Hitfix reports (and the screenshot below indicates) that prints of "Iron Man 2" will arrive at theaters with its first and final reels (and all trailers) locked in a film canister that has a coded electronic lock on it, the combination to which won’t be available until Thursday at 3 p.m. EST. I love how the studio is even keeping projectionists in the dark.
Frankly, I find Abrams’ quest for secrecy incredibly refreshing. In today’s world of constant movie news, there are so few genuine surprises left for audiences (McWeeny understandably wrestled with the decision to spoil the surprise). By the time movies like "Captain America" or "The Hobbit" come out, the media will have reported on every detail of their development over a period of 2-3 years. When McWeeny writes, "By the time most films hit theaters, the audience almost feels like they’ve seen everything, like the act of watching the film is almost a formality," he’s absolutely right. Even festival audiences have had the ending of Michael Winterbottom’s "The Killer Inside Me" ruined because of overly-revealing publicity stills used in reviews out of Sundance and Tribeca.

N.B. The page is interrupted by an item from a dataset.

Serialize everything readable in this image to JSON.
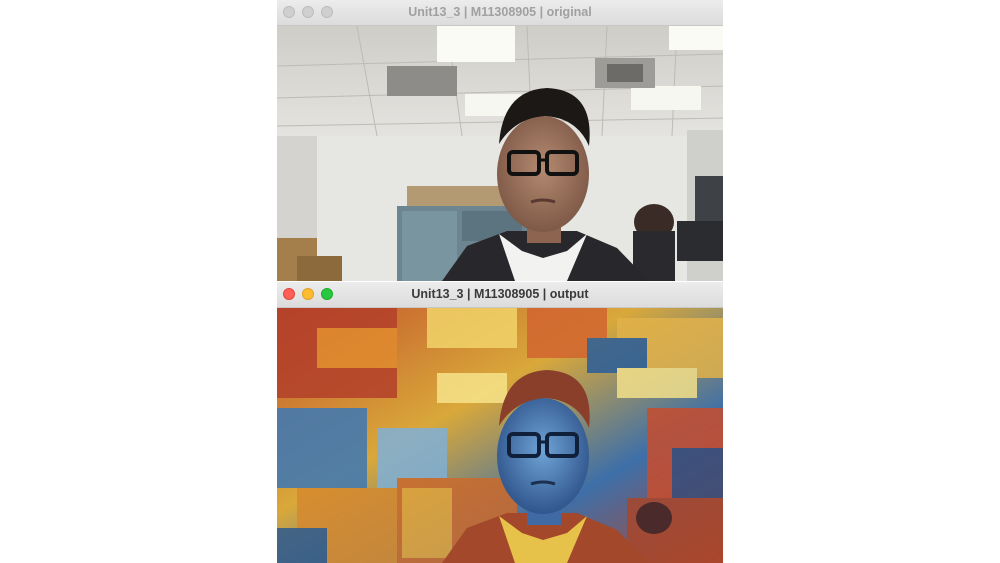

In Hollywood, everyone is trying to make a quick buck off unsuspecting audiences, but Abrams is the rare filmmaker who is more concerned with giving his paying customers an experience they’ll never forget. The director is 2-for-2 on the bigscreen in my book, and while he’s not directing "Super 8," I’m confident that whatever the project turns out to be, it will deliver a thrilling cinematic experience similar to "Mission: Impossible III," "Star Trek" and of course, "Cloverfield."